Consequently, this technology can evolve and improve on rapid timescales. More specifically, they can be adapted, or fine-tuned, for specific applications such as health care. For example, these models can be adapted to offer general advice and treatment for common illnesses and refer individuals to specialists when required. Helping to alleviate the burden on health services and allow healthcare professionals to focus their attention on those requiring critical care. Moreover, as these systems have a much larger memory capacity than any individual, they can cross reference symptoms across a large database and personalise their services by utilising the medical history, and potentially even genetic data of the patient.
Similarly, these models can be finetuned to act as personal tutors for school children across the globe. Due to the generality of these models, they can operate in most languages and subjects as well as adapt their output to the proficiency of the student. The replicability of these systems means it is possible to individualised support that one teacher in a class of thirty cannot provide. In turn, this increases the accessibility of education as these models can be deployed in an offline fashion and thus access remote corners of the world where the environmental and economic situations are tough.
In the near term, I do not expect these large generative models will replace humans, they are simply not reliable or accurate enough. However, they will augment human roles and improve the efficiency with which humans can carry out their tasks.
Moreover, I do not believe that these systems could be used as an instrument by which to methodically investigate human psychology. They could be used to analyse society as a whole since they are trained to compress human knowledge and thus will inevitably extract societal-level patterns. However, that is not to say that the process by which they generate their outputs is driven by the same mechanisms driving individual human psychology.
Ultimate Goal
Ideally, there will be a time when we each have personalised AI systems that communicate with other personal AI systems. Leading to an ecosystem of cooperative AI systems tailored to individual needs that augment the desires of individuals. An individual should have autonomy over their AI assistants and it should be largely decentralised from any top-down control. Such personalisation of technology has happened before, and I think it is a matter of time before the same happens with AI. For example, telephone boxes shrunk into the pockets of individuals and the printing press facilitated the decentralised sources of knowledge. I think to realise the full potential of AI systems should be implemented at finer scales.
AI Risks
From the current limitations of generative models, I do not think there is a risk of generative models taking over and controlling the world by setting their own goals and making plans to achieve those goals. What’s more, I do not think that such detrimental capabilities will emerge by scaling up current approaches. The greater threat is from humans anthropomorphising the outputs of the models, and being manipulated by their outputs. Or, equivalently using the models to manipulate others.

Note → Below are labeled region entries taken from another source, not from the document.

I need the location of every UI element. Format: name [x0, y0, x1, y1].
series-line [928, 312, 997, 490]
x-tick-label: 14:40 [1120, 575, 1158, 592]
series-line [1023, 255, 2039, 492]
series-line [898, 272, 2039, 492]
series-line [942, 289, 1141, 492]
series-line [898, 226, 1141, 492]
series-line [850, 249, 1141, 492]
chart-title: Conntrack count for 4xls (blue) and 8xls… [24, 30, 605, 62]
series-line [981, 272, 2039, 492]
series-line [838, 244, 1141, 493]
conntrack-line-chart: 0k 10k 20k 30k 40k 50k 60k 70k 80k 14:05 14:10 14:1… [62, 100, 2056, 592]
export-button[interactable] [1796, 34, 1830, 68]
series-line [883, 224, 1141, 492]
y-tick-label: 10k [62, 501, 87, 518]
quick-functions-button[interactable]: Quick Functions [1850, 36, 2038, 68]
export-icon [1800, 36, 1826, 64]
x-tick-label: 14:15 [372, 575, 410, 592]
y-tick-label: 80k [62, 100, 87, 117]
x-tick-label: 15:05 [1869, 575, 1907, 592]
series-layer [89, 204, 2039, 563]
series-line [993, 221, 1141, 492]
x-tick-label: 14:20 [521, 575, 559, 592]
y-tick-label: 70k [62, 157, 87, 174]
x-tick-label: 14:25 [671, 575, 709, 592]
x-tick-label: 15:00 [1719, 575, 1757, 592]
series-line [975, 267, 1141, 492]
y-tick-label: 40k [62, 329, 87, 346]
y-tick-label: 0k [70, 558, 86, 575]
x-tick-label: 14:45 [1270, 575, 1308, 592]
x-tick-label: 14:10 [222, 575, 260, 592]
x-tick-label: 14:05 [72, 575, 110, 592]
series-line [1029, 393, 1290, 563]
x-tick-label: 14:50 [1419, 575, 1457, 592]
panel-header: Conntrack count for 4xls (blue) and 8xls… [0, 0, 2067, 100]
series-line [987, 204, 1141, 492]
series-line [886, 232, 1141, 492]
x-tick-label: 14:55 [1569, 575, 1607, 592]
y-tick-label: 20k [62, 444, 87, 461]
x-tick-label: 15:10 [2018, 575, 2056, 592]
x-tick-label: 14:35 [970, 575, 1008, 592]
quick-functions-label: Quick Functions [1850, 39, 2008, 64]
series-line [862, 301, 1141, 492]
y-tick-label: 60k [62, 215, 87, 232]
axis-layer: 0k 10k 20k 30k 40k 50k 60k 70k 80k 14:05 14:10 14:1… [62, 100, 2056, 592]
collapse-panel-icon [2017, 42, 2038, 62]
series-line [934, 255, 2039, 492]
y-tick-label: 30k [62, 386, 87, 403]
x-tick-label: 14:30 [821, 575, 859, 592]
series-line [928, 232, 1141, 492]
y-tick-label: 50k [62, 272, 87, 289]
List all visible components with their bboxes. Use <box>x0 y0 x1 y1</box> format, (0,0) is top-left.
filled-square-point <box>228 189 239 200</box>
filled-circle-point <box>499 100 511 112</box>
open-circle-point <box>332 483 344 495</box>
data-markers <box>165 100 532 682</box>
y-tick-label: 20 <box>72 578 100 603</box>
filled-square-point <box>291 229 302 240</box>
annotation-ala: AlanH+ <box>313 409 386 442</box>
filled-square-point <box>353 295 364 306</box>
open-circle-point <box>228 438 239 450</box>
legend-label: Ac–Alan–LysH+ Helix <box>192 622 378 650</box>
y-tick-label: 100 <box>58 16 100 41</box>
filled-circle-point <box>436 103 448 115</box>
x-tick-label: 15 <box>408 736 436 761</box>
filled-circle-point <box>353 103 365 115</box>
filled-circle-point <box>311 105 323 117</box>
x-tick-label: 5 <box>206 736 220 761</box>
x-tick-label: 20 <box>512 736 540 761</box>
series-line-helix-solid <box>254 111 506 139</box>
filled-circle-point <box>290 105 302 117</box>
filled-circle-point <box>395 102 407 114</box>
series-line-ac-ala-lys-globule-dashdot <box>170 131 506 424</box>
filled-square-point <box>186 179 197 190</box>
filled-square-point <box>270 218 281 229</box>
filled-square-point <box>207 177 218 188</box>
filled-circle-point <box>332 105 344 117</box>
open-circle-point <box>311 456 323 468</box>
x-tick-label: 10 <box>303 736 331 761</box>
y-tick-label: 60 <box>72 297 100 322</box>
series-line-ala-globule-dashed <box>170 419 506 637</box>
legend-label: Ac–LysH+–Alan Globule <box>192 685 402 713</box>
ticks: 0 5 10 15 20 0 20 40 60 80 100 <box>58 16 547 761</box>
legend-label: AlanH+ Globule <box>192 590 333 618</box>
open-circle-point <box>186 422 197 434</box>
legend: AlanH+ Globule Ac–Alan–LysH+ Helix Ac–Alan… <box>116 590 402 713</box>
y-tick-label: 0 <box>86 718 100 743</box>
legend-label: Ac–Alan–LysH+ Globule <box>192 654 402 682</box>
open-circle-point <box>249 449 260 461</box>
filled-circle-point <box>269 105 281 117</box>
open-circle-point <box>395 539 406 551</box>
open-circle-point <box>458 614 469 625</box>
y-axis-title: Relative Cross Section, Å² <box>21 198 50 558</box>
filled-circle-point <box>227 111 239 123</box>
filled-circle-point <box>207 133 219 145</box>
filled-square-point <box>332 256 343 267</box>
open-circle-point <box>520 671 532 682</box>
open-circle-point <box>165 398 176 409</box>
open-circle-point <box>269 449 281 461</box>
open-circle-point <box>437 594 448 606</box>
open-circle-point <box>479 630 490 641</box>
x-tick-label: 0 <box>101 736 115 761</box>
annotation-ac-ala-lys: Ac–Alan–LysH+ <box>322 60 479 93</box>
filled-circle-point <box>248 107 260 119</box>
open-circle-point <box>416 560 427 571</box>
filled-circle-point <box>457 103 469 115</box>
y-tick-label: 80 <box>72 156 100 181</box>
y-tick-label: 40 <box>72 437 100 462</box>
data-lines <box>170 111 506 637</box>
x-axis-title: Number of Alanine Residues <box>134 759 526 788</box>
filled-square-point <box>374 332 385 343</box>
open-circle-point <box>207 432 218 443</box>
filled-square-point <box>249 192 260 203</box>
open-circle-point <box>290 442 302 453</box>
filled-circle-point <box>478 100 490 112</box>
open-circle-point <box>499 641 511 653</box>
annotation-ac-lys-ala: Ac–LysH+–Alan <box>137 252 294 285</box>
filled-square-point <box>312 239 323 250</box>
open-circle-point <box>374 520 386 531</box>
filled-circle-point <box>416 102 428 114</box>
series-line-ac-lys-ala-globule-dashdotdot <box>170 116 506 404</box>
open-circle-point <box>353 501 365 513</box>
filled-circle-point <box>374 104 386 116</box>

Having an ecosystem of personalised AI agents that learn in an online fashion will reduce this risk as misaligned traits will be suppressed by the majority, just as the human species has been successful in suppressing the motivations of malevolent individuals.
I am optimistic that the advances in machine learning, as a whole, will be hugely beneficial for society. However, the current limitations of generative models highlight that focus should also be maintained on other machine-learning techniques and we should rest too much weight on the idea that generative models can realise the full potential of AI.